Beyond Shimon’s novelty value, Weinberg wants his robot to provide opportunities for people to experiment with new kinds of music. “It’s not interesting to me if [Shimon] does its thing without humans … as a completely autonomous musical system,” he says. His goal is to see his robots “communicating and interacting with [humans] and inspiring them in surprising ways.” Weinberg had never written lyrics before, but says Shimon enabled him to produce songs for the first time. He adds that he has even received requests for help from lyricists afflicted by writer’s block.

Seetharaman, a recreational musician himself, also says he is excited by the possibilities Shimon’s technology might offer nonmusicians. “Tools that use AI can reduce the barrier to entry … to making art,” he says. “People do it all the time: you see people make Instagram Stories and TikTok [videos].”

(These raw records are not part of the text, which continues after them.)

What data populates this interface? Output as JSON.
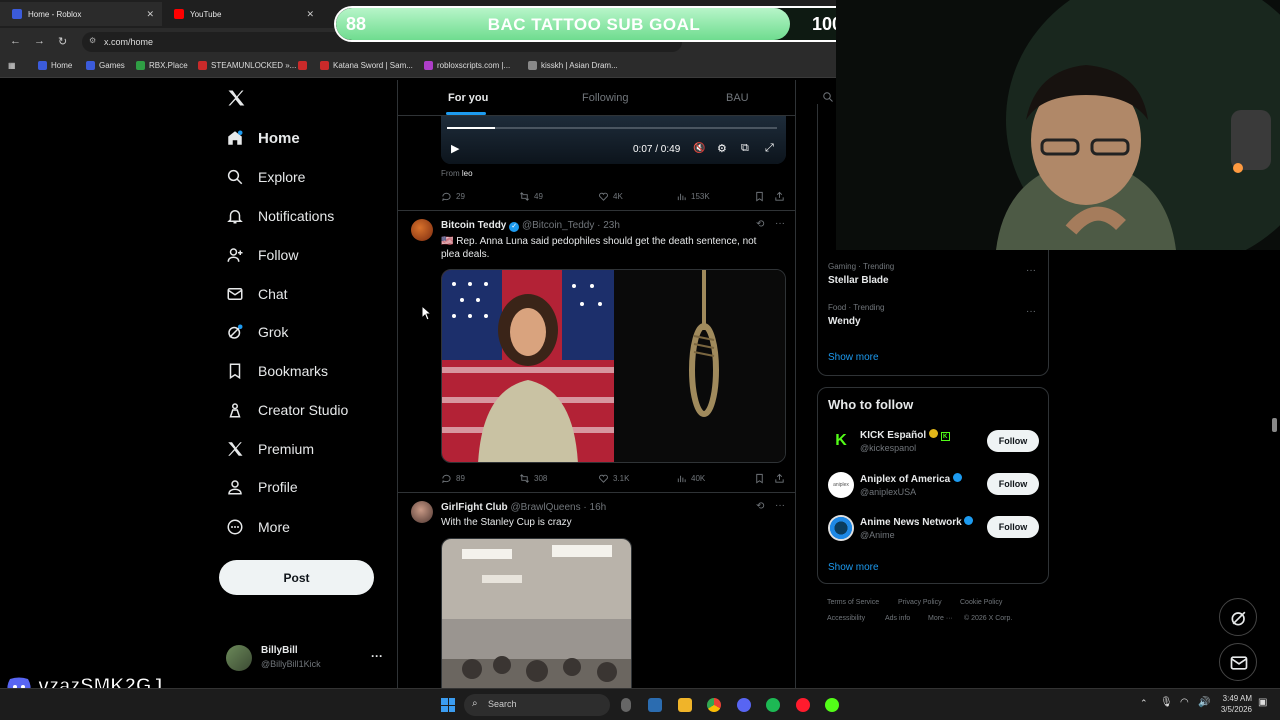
{
  "browser": {
    "tabs": [
      {
        "label": "Home - Roblox",
        "color": "#3b5bdb"
      },
      {
        "label": "YouTube",
        "color": "#ff0000"
      }
    ],
    "url": "x.com/home",
    "bookmarks": [
      {
        "label": "Home",
        "color": "#3b5bdb"
      },
      {
        "label": "Games",
        "color": "#3b5bdb"
      },
      {
        "label": "RBX.Place",
        "color": "#2f9e44"
      },
      {
        "label": "STEAMUNLOCKED »...",
        "color": "#c92a2a"
      },
      {
        "label": "",
        "color": "#c92a2a"
      },
      {
        "label": "Katana Sword | Sam...",
        "color": "#c92a2a"
      },
      {
        "label": "robloxscripts.com |...",
        "color": "#ae3ec9"
      },
      {
        "label": "kisskh | Asian Dram...",
        "color": "#888888"
      }
    ]
  },
  "overlay": {
    "goal_current": "88",
    "goal_title": "BAC TATTOO SUB GOAL",
    "goal_target": "100",
    "goal_progress": 0.88,
    "username": "vzazSMK2GJ"
  },
  "nav": {
    "items": [
      {
        "label": "Home",
        "icon": "home-icon"
      },
      {
        "label": "Explore",
        "icon": "search-icon"
      },
      {
        "label": "Notifications",
        "icon": "bell-icon"
      },
      {
        "label": "Follow",
        "icon": "add-person-icon"
      },
      {
        "label": "Chat",
        "icon": "mail-icon"
      },
      {
        "label": "Grok",
        "icon": "grok-icon"
      },
      {
        "label": "Bookmarks",
        "icon": "bookmark-icon"
      },
      {
        "label": "Creator Studio",
        "icon": "creator-icon"
      },
      {
        "label": "Premium",
        "icon": "x-logo-icon"
      },
      {
        "label": "Profile",
        "icon": "person-icon"
      },
      {
        "label": "More",
        "icon": "more-circle-icon"
      }
    ],
    "post_label": "Post",
    "account": {
      "name": "BillyBill",
      "handle": "@BillyBill1Kick",
      "menu": "···"
    }
  },
  "timeline": {
    "tabs": [
      "For you",
      "Following",
      "BAU"
    ],
    "video": {
      "time": "0:07 / 0:49",
      "from_label": "From",
      "from_name": "leo"
    },
    "first_actions": {
      "replies": "29",
      "reposts": "49",
      "likes": "4K",
      "views": "153K"
    },
    "posts": [
      {
        "name": "Bitcoin Teddy",
        "handle": "@Bitcoin_Teddy",
        "time": "· 23h",
        "text": "🇺🇸 Rep. Anna Luna said pedophiles should get the death sentence, not plea deals.",
        "replies": "89",
        "reposts": "308",
        "likes": "3.1K",
        "views": "40K"
      },
      {
        "name": "GirlFight Club",
        "handle": "@BrawlQueens",
        "time": "· 16h",
        "text": "With the Stanley Cup is crazy"
      }
    ]
  },
  "right": {
    "trends": [
      {
        "meta": "Gaming · Trending",
        "title": "Stellar Blade"
      },
      {
        "meta": "Food · Trending",
        "title": "Wendy"
      }
    ],
    "show_more": "Show more",
    "who_to_follow_title": "Who to follow",
    "follow_suggestions": [
      {
        "name": "KICK Español",
        "handle": "@kickespanol",
        "avatar_color": "#53fc18"
      },
      {
        "name": "Aniplex of America",
        "handle": "@aniplexUSA",
        "avatar_color": "#ffffff"
      },
      {
        "name": "Anime News Network",
        "handle": "@Anime",
        "avatar_color": "#1e88e5"
      }
    ],
    "follow_label": "Follow",
    "footer": [
      "Terms of Service",
      "Privacy Policy",
      "Cookie Policy",
      "Accessibility",
      "Ads info",
      "More ···",
      "© 2026 X Corp."
    ]
  },
  "taskbar": {
    "search_placeholder": "Search",
    "time": "3:49 AM",
    "date": "3/5/2026"
  }
}
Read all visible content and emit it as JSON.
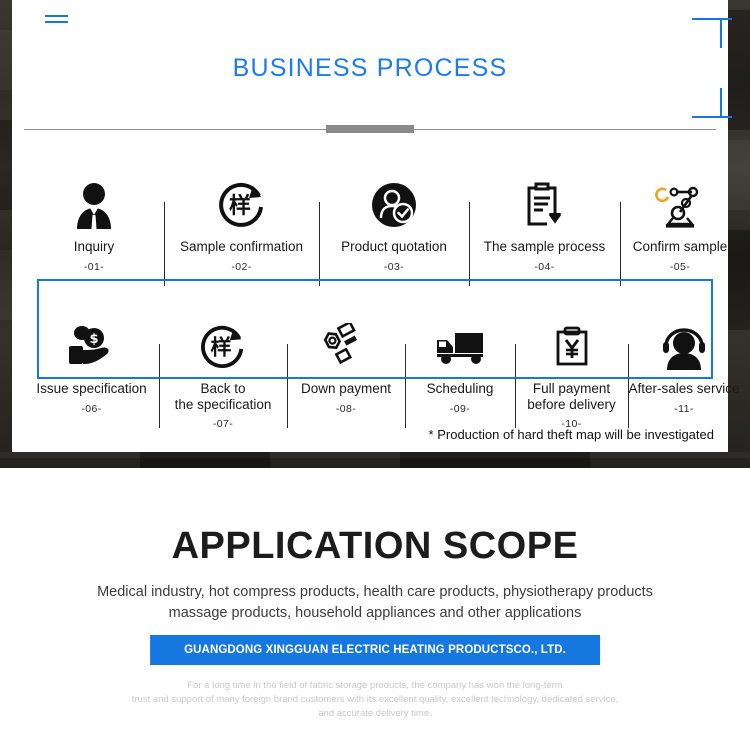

Professionals, however, have some reservations. Rhys Langston, a rapper and multimedia artist who was not involved in the project, says he would be keen on rapping with Shimon, especially since the COVID-19 pandemic has limited the in-person interactions from which Langston derives most of his inspiration. He says it is impressive what artificial intelligence can achieve—but also suggests that robots simply cannot access the inspiration that sometimes serendipitously arises from things like human error. During a recording session, Langston explains, mistakes occasionally end up in a final recording because they sound surprisingly good. Accidents “unlock possibilities because not everything [in a recording] is planned out,” he says. “Can you teach a machine to make mistakes?”